Um ponto de atrito diplomático foi a quebra do protocolo usual. Tradicionalmente, a consulta sobre um nome para embaixador é feita em sigilo antes de qualquer anúncio público. No entanto, os EUA divulgaram o nome de Perez antes de formalizar o pedido de agrément e apresentar seu currículo ao Itamaraty. Essa inversão no processo gerou desconforto entre diplomatas brasileiros.

## Sabatina e Prioridades nos EUA

Cada país tem autonomia para definir o tempo de análise do histórico de um indicado, podendo inclusive não conceder a autorização. Um exemplo anterior foi a indicação de Marcelo Crivella para embaixador na África do Sul, que o Brasil retirou após meses de silêncio.
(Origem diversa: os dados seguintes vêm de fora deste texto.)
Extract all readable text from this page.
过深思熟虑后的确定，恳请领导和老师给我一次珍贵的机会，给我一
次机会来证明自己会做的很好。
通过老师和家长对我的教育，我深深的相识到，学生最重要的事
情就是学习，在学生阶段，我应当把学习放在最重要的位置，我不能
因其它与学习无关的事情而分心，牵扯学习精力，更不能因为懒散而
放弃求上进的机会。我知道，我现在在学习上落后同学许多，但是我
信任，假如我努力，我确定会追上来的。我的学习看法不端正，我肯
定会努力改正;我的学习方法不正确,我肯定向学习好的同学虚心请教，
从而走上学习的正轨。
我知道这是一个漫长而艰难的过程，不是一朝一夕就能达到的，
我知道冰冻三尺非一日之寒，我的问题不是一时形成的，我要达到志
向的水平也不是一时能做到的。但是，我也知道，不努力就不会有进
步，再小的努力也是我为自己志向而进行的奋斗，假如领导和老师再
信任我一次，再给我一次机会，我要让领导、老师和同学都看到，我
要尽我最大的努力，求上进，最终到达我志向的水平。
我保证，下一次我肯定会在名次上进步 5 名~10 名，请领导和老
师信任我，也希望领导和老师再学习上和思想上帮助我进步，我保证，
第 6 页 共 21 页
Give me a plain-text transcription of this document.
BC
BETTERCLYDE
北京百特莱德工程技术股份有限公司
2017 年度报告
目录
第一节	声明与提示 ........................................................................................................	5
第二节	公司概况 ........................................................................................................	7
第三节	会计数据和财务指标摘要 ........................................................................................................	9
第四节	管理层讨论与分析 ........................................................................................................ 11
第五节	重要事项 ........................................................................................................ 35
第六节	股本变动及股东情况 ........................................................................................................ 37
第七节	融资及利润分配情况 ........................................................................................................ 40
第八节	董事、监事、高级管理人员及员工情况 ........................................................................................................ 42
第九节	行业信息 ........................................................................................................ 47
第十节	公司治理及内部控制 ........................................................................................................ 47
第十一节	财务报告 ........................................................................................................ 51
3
Enquanto aguarda a resposta brasileira, Daniel Perez passou por uma sabatina na Comissão de Relações Exteriores do Senado dos EUA em 16 de julho. Nesta etapa, ele declarou que, se confirmado, defenderá eleições livres no Brasil, apoiará as instituições democráticas e a liberdade de expressão. Suas prioridades também incluem a proteção de cidadãos americanos, a promoção de interesses comerciais dos EUA, o combate ao tráfico de drogas e crime transnacional, e parcerias econômicas benéficas.

A sabatina ocorreu no mesmo dia em que Brasil e EUA trocaram críticas públicas sobre as novas tarifas americanas, classificadas pelo Brasil como interferência indevida. A situação adiciona uma camada de sensibilidade ao processo de nomeação do embaixador.